Her thoughtfulness stung. Both the giving and the wrapping of gifts in Japan were high arts and were as cloaked in ritual as the tea ceremony. Kaitlin had a Western face, but her heart was Nihonjin.
Now if only his father were able to see her in the same light…
0850 HOURS GMT
Ishiwara household
Outskirts of Kyoto
1750 hours Tokyo time
The limousine pulled up to the gate in front of Yukio’s house, where a uniformed guard looked inside the car, then opened the gate, waving them through. Kaitlin glanced back to see him pick up a phone in the guard shack, presumably to announce them. The security measures—necessary, Kaitlin supposed, for the household of the minister of International Trade and Industry—were so impressive, she was surprised to find that the actual house was not large and appeared quite traditional. Yukio had told her that his father was conservative in matters of custom, although he was something of a freethinker in the field of politics.

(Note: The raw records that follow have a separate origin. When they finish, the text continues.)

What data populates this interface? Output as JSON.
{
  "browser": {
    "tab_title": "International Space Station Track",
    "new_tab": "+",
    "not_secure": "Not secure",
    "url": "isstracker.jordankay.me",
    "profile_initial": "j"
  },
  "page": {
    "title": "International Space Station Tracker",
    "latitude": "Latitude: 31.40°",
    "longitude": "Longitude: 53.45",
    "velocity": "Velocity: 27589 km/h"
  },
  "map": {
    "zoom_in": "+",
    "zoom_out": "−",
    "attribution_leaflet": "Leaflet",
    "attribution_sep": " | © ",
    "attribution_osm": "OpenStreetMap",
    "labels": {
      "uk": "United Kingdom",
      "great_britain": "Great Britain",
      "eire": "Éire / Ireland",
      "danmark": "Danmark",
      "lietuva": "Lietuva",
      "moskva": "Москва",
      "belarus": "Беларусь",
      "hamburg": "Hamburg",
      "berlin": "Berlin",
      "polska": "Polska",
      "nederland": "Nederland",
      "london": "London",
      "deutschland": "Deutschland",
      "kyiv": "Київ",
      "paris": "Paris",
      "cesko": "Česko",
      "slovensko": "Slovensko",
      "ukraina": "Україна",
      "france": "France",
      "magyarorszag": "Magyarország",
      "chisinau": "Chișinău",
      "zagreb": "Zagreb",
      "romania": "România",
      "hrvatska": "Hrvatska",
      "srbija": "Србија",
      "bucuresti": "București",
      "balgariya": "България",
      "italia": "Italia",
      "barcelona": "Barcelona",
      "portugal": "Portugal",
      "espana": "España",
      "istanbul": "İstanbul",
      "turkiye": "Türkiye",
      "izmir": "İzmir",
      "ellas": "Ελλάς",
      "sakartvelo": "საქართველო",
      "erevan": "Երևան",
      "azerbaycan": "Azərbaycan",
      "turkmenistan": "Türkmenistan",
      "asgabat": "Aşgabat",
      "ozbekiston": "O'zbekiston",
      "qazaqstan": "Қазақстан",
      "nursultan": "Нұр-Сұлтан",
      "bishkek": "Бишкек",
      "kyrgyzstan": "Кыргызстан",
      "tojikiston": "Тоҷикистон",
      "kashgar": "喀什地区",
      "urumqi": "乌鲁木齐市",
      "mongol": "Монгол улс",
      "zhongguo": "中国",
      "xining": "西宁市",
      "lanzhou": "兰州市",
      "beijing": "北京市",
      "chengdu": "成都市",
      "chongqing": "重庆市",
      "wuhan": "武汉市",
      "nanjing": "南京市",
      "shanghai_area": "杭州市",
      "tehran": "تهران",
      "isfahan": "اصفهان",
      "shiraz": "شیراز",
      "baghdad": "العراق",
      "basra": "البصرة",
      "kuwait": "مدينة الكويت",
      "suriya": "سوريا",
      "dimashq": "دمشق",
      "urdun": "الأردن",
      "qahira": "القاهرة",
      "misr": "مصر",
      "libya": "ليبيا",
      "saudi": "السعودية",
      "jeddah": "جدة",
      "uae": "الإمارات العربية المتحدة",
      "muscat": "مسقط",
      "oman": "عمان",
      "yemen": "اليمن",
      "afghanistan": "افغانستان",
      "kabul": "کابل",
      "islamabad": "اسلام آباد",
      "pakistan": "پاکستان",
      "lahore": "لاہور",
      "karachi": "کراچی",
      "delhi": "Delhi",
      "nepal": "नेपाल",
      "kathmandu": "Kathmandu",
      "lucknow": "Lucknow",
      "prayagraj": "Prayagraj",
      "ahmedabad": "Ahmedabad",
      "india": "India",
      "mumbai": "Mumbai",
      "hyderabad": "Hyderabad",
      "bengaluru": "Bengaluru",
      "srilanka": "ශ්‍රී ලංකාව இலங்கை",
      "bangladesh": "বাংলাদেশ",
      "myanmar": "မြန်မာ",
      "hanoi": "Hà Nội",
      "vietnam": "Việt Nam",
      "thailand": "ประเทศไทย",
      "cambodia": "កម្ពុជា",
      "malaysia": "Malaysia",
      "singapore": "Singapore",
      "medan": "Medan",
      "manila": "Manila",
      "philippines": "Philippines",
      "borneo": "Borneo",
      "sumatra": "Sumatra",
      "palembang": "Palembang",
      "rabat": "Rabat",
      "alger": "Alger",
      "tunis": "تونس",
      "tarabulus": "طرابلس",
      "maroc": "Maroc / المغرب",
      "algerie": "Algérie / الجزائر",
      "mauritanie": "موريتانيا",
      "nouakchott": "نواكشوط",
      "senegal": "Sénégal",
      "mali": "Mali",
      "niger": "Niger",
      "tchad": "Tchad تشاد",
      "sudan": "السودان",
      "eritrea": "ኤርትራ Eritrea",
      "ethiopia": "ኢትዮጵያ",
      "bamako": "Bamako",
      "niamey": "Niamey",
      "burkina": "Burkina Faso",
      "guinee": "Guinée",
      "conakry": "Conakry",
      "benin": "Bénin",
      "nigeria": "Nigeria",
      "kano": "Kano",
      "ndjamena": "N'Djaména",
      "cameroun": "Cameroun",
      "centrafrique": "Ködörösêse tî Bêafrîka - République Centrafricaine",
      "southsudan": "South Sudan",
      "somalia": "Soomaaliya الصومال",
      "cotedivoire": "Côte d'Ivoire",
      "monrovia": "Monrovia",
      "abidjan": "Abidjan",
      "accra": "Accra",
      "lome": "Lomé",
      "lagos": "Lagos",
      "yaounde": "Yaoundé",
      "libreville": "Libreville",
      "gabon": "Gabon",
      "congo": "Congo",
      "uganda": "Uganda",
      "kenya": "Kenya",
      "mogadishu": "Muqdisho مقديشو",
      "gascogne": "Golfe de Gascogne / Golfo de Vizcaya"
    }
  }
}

As they walked up to the front door, Kaitlin thought about the upcoming meeting. Back in Pittsburgh the idea of meeting Yukio’s parents and younger brother had excited her. When her father had been stationed in Osaka in the early twenties, she’d come to love this country and its people. As soon as they’d arrived in Japan, her mother, a natural linguist and determined not to be perceived as a typical American, had arranged for language and culture lessons. Kaitlin herself picked up the language, not through formal study but from playing with the children of her mother’s teacher.
Then her mother died, shortly after the end of her father’s stint in Japan. For Kaitlin, studying Japanese became a way of remembering and honoring her mother.
And now she was being invited into a Japanese home for the first time in almost fifteen years…and she felt totally unprepared. Speaking the language wasn’t enough—even knowing the customs wasn’t enough. She was different, and she would always be different. Yukio’s behavior proved that. At first she’d been hurt, watching him seal himself behind a wall of formality, but then she realized that it was simply that he was now home and acting accordingly. The misgivings she’d felt earlier reared up again. Was it possible for love to create a bridge between two cultures as different as theirs?
And if it was possible, was her love for Yukio strong enough?
Yukio slid the door open, and the two of them walked through into the genkan, the vestibule. “Toshi-chan!” a voice boomed down from the main level of the house. Three people were standing there, a young boy wearing a jean-suit and a T-shirt and an older couple in traditional garb.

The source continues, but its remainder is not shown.